Most cancer drugs were discovered by randomly screening thousands of chemicals to see if any kill cancer cells. But STI-571 was designed specifically to inhibit certain kinase enzymes, including the one produced by the Bcr-Abl oncogene, which fuels cancer cell growth in chronic myeloid leukemia (CML). Almost all patients treated in the early stages of CML respond to the drug, and some have been in remission for more than 2 years. But the drug has been less effective in patients who are in an advanced phase of the disease. These individuals sometimes go into remission on the drug--which almost never happens with older treatments--but 80% relapse in less than a year.
To pin down the mechanism for that resistance, Charles Sawyers of the University of California, Los Angeles, and his colleagues first assayed the level of Bcr-Abl kinase activity in tumor cells from 11 patients who had relapsed. They detected high levels in all the cells--an unexpected finding, because such cells are genetically unstable and might have counteracted the drug via some other change. In six patients, the cause turned out to be a point mutation that altered the Bcr-Abl enzyme, allowing it to evade the drug while still retaining the kinase activity that drives tumor cell growth. In three others, extra copies of the gene overwhelmed the drug by producing more enzyme than it could handle.

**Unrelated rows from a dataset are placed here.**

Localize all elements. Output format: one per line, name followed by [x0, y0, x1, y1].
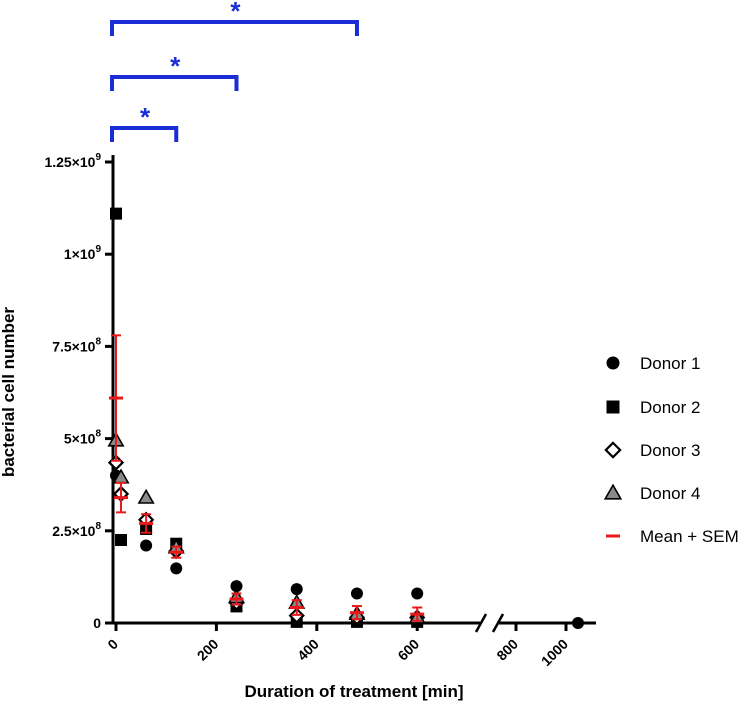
x-tick-label: 400: [294, 636, 322, 664]
legend-item-donor-2: Donor 2: [606, 398, 700, 417]
data-point: [170, 562, 183, 575]
legend-label: Donor 3: [640, 441, 700, 460]
significance-star: *: [140, 102, 151, 132]
significance-star: *: [170, 51, 181, 81]
data-point: [140, 539, 153, 552]
y-tick-label: 0: [93, 615, 101, 631]
significance-bracket-2: *: [110, 51, 239, 91]
y-ticks: 0 2.5×108 5×108 7.5×108 1×109 1.25×109: [44, 152, 113, 631]
mean-sem-point: [229, 592, 244, 606]
mean-sem-point: [289, 599, 304, 616]
mean-sem-point: [114, 481, 129, 514]
mean-sem-point: [169, 545, 184, 559]
bracket-line: [110, 126, 179, 142]
series-donor-4: [107, 431, 426, 624]
x-axis-break-mark: [474, 613, 505, 633]
legend-marker: [606, 356, 620, 370]
data-point: [290, 583, 303, 596]
mean-sem-point: [139, 513, 154, 534]
y-tick-label: 1.25×109: [44, 152, 101, 170]
x-tick-label: 600: [394, 636, 422, 664]
x-axis-title: Duration of treatment [min]: [244, 682, 463, 701]
mean-sem-point: [109, 334, 123, 462]
significance-star: *: [230, 0, 241, 26]
legend-marker: [603, 483, 623, 500]
y-tick-label: 7.5×108: [52, 336, 101, 354]
data-point: [572, 617, 584, 629]
data-point: [230, 580, 243, 593]
series-donor-3: [107, 454, 426, 626]
legend-marker: [606, 400, 620, 414]
legend-label: Mean + SEM: [640, 527, 739, 546]
legend-item-donor-1: Donor 1: [606, 354, 700, 373]
y-tick-label: 2.5×108: [52, 521, 101, 539]
axis-break-slash-left: [474, 613, 488, 633]
x-tick-label: 200: [194, 636, 222, 664]
data-point: [115, 534, 128, 547]
significance-bracket-1: *: [110, 102, 179, 142]
legend-item-donor-3: Donor 3: [604, 441, 700, 460]
series-donor-2: [110, 207, 424, 628]
bracket-line: [110, 75, 239, 91]
legend-label: Donor 4: [640, 484, 700, 503]
y-tick-label: 5×108: [64, 429, 102, 447]
x-ticks: 0 200 400 600 800 1000: [104, 623, 571, 669]
y-tick-label: 1×109: [64, 244, 102, 262]
data-point: [137, 488, 155, 504]
bracket-line: [110, 20, 359, 36]
legend-marker: [604, 441, 622, 459]
x-tick-label: 800: [493, 636, 521, 664]
data-point: [110, 207, 122, 220]
data-points: [107, 207, 584, 629]
legend-item-donor-4: Donor 4: [603, 483, 700, 503]
series-donor-1: [110, 469, 584, 629]
data-point: [411, 587, 424, 600]
legend: Donor 1 Donor 2 Donor 3 Donor 4 Mean + SEM: [603, 354, 739, 546]
y-axis-title: bacterial cell number: [0, 307, 18, 477]
legend-item-mean-sem: Mean + SEM: [606, 527, 739, 546]
legend-label: Donor 1: [640, 354, 700, 373]
significance-brackets: * * *: [110, 0, 359, 142]
x-tick-label: 1000: [538, 636, 571, 669]
mean-sem-point: [410, 606, 425, 622]
legend-label: Donor 2: [640, 398, 700, 417]
data-point: [350, 587, 363, 600]
axes: [111, 155, 596, 633]
mean-sem-markers: [109, 334, 425, 622]
mean-sem-point: [349, 605, 364, 621]
significance-bracket-3: *: [110, 0, 359, 36]
x-tick-label: 0: [104, 636, 121, 653]
axis-break-slash-right: [491, 613, 505, 633]
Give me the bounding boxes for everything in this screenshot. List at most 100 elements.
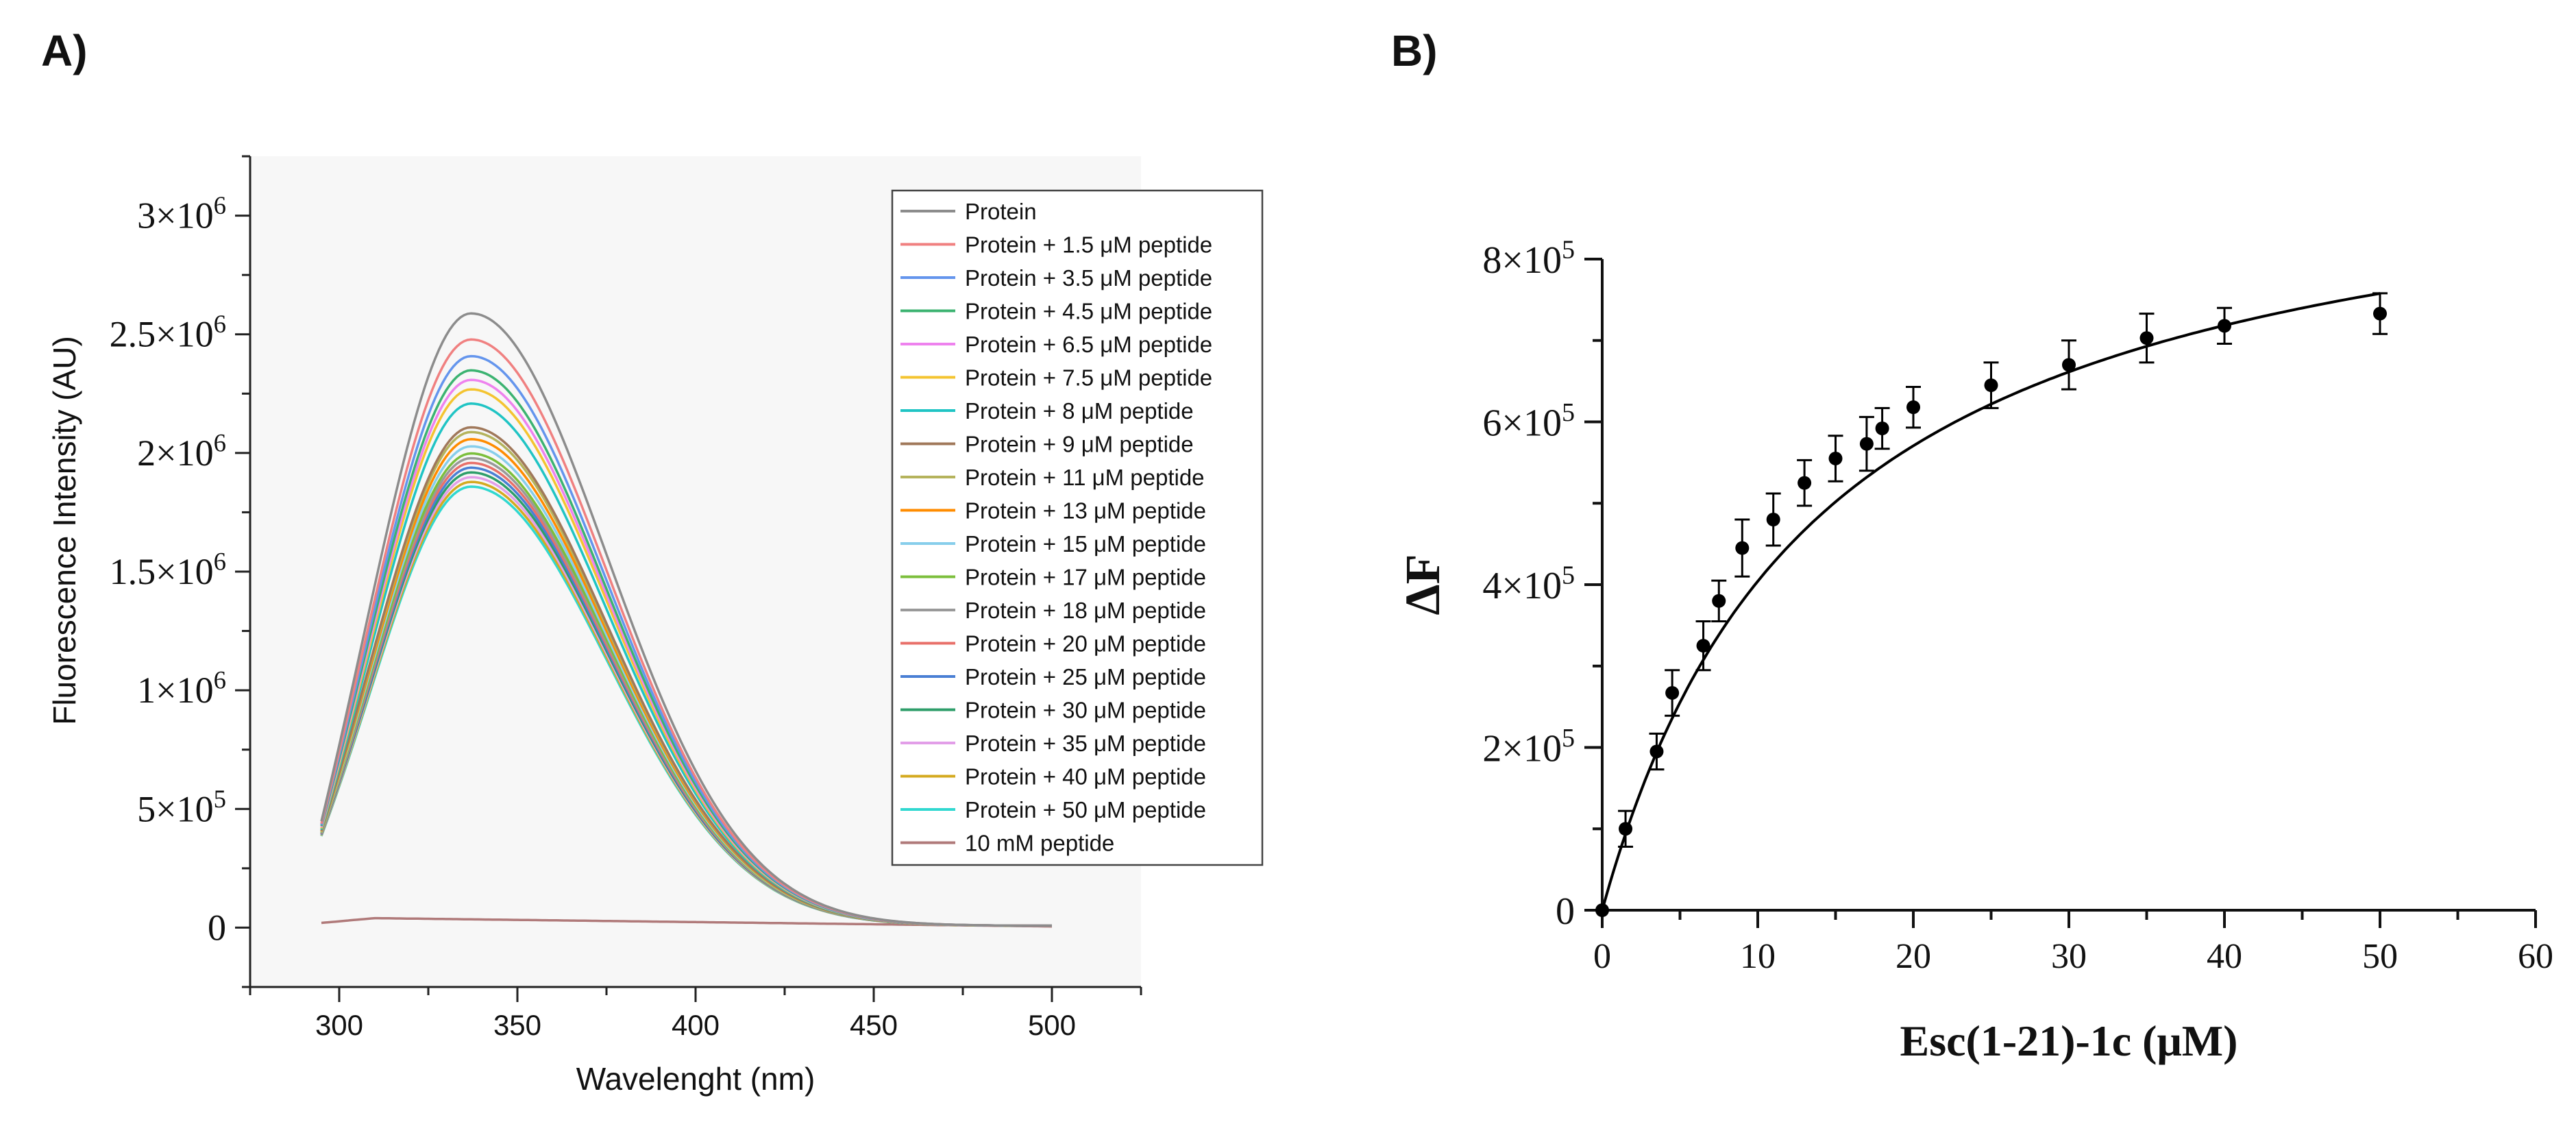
- legend-entry: Protein + 17 μM peptide: [965, 565, 1206, 590]
- panel-label-a: A): [41, 26, 88, 75]
- spectrum-line: [320, 312, 1052, 927]
- legend-entry: Protein + 4.5 μM peptide: [965, 299, 1212, 324]
- legend-entry: Protein + 9 μM peptide: [965, 432, 1194, 457]
- data-point: [1619, 822, 1633, 836]
- spectra-chart: 300 350 400 450 50005×1051×1061.5×1062×1062.…: [47, 155, 1264, 1097]
- legend-box: [891, 189, 1264, 866]
- data-point: [2139, 331, 2154, 345]
- x-axis-label: Wavelenght (nm): [576, 1061, 815, 1097]
- y-tick-label-mantissa: 0: [208, 907, 226, 948]
- y-tick-label: 1×106: [137, 666, 226, 711]
- y-tick-label-mantissa: 1×10: [137, 670, 213, 711]
- spectra-series-group: [320, 312, 1053, 928]
- legend-entry: Protein + 40 μM peptide: [965, 764, 1206, 790]
- data-point: [1696, 639, 1710, 653]
- y-tick-label-mantissa: 2×10: [137, 432, 213, 474]
- x-tick-label: 400: [672, 1009, 720, 1041]
- y-axis-label: ΔF: [1395, 554, 1450, 615]
- data-point: [1649, 744, 1664, 759]
- y-tick-label: 2.5×106: [110, 310, 226, 355]
- legend-entry: Protein: [965, 199, 1037, 224]
- y-tick-label-exponent: 6: [214, 191, 226, 219]
- legend-entry: Protein + 13 μM peptide: [965, 498, 1206, 524]
- y-tick-label-exponent: 6: [214, 310, 226, 338]
- spectra-axes: 300 350 400 450 50005×1051×1061.5×1062×1062.…: [110, 155, 1142, 1041]
- legend-entry: Protein + 1.5 μM peptide: [965, 232, 1212, 258]
- y-tick-label-mantissa: 6×10: [1482, 402, 1562, 445]
- y-tick-label-mantissa: 2×10: [1482, 728, 1562, 770]
- y-tick-label-exponent: 5: [1562, 398, 1575, 427]
- x-tick-label: 40: [2207, 937, 2242, 976]
- y-tick-label: 6×105: [1482, 398, 1575, 444]
- y-tick-label: 5×105: [137, 785, 226, 830]
- panel-label-b: B): [1391, 26, 1438, 75]
- legend: Protein Protein + 1.5 μM peptide Protein +…: [891, 189, 1264, 866]
- legend-entry: 10 mM peptide: [965, 831, 1114, 856]
- data-point: [1859, 437, 1874, 451]
- y-tick-label: 2×105: [1482, 724, 1575, 770]
- x-tick-label: 60: [2518, 937, 2553, 976]
- y-tick-label-exponent: 5: [1562, 236, 1575, 265]
- x-tick-label: 300: [315, 1009, 363, 1041]
- y-tick-label-mantissa: 0: [1556, 890, 1575, 933]
- y-tick-label-mantissa: 3×10: [137, 195, 213, 236]
- legend-entry: Protein + 11 μM peptide: [965, 465, 1205, 490]
- y-tick-label: 0: [1556, 890, 1575, 933]
- y-tick-label-mantissa: 5×10: [137, 788, 213, 829]
- data-point: [2062, 358, 2076, 372]
- data-points-group: [1595, 292, 2388, 917]
- x-tick-label: 0: [1593, 937, 1611, 976]
- legend-entry: Protein + 3.5 μM peptide: [965, 265, 1212, 291]
- legend-entry: Protein + 8 μM peptide: [965, 398, 1194, 424]
- data-point: [1875, 422, 1889, 435]
- y-tick-label-exponent: 5: [1562, 724, 1575, 753]
- data-point: [1984, 378, 1998, 393]
- y-tick-label-exponent: 5: [1562, 561, 1575, 590]
- data-point: [1665, 685, 1680, 700]
- legend-entry: Protein + 30 μM peptide: [965, 698, 1206, 723]
- data-point: [1595, 903, 1609, 917]
- data-point: [1766, 513, 1780, 526]
- y-axis-label: Fluorescence Intensity (AU): [47, 336, 82, 725]
- data-point: [1712, 594, 1726, 608]
- data-point: [1828, 451, 1843, 465]
- x-tick-label: 350: [493, 1009, 541, 1041]
- data-point: [2373, 306, 2387, 321]
- y-tick-label: 0: [208, 907, 226, 948]
- x-tick-label: 10: [1740, 937, 1776, 976]
- y-tick-label-mantissa: 8×10: [1482, 239, 1562, 282]
- x-tick-label: 450: [850, 1009, 898, 1041]
- x-axis-label: Esc(1-21)-1c (μM): [1900, 1016, 2238, 1065]
- data-point: [1906, 400, 1920, 415]
- y-tick-label-mantissa: 1.5×10: [110, 551, 214, 592]
- legend-entry: Protein + 35 μM peptide: [965, 731, 1206, 756]
- x-tick-label: 500: [1028, 1009, 1076, 1041]
- data-point: [2218, 319, 2231, 333]
- y-tick-label-mantissa: 4×10: [1482, 565, 1562, 607]
- x-tick-label: 20: [1896, 937, 1931, 976]
- legend-entry: Protein + 7.5 μM peptide: [965, 365, 1212, 391]
- y-tick-label-exponent: 6: [214, 547, 226, 575]
- data-point: [1735, 541, 1750, 555]
- y-tick-label-exponent: 6: [214, 666, 226, 694]
- data-point: [1798, 476, 1812, 490]
- legend-entry: Protein + 15 μM peptide: [965, 531, 1206, 557]
- y-tick-label-exponent: 5: [214, 785, 226, 813]
- legend-entry: Protein + 18 μM peptide: [965, 598, 1206, 623]
- y-tick-label: 8×105: [1482, 236, 1575, 282]
- x-tick-label: 30: [2051, 937, 2087, 976]
- x-tick-label: 50: [2362, 937, 2398, 976]
- y-tick-label-mantissa: 2.5×10: [110, 314, 214, 355]
- legend-entry: Protein + 6.5 μM peptide: [965, 332, 1212, 357]
- legend-entry: Protein + 20 μM peptide: [965, 631, 1206, 657]
- legend-entry: Protein + 50 μM peptide: [965, 797, 1206, 822]
- y-tick-label: 1.5×106: [110, 547, 226, 592]
- y-tick-label: 3×106: [137, 191, 226, 236]
- legend-entry: Protein + 25 μM peptide: [965, 664, 1206, 690]
- y-tick-label: 2×106: [137, 428, 226, 474]
- y-tick-label: 4×105: [1482, 561, 1575, 607]
- y-tick-label-exponent: 6: [214, 428, 226, 456]
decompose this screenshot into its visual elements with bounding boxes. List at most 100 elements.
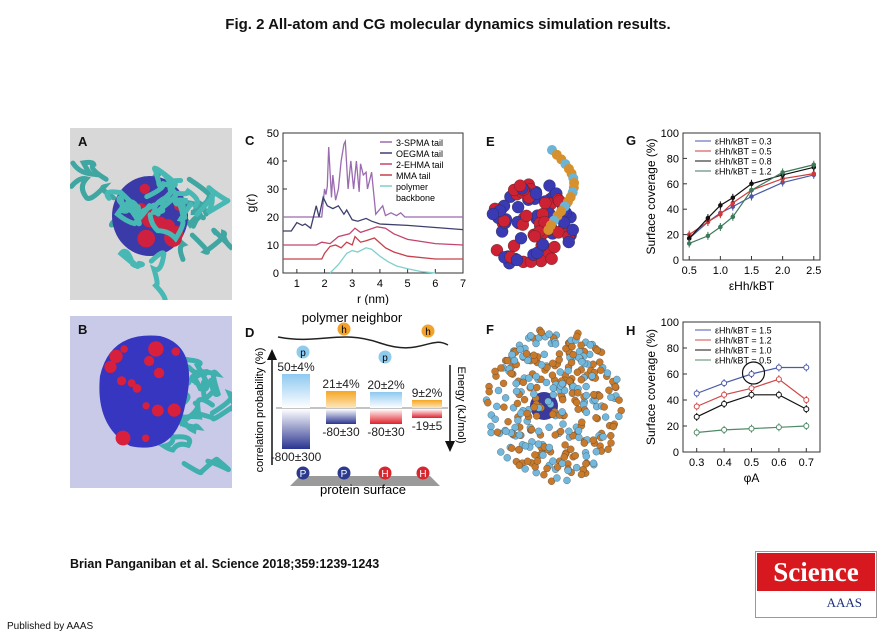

The fact that changes in the target enzyme are responsible for drug resistance is encouraging, says Brian Druker of Oregon Health Sciences University in Portland, because it means that targeting the Bcr-Abl kinase or the proteins it interacts with is still a promising strategy for combating the cancer. Possibilities for future treatments include designing additional kinase inhibitors that would be given along with STI-571, because the enzyme should be less able to become resistant to all the drugs at once.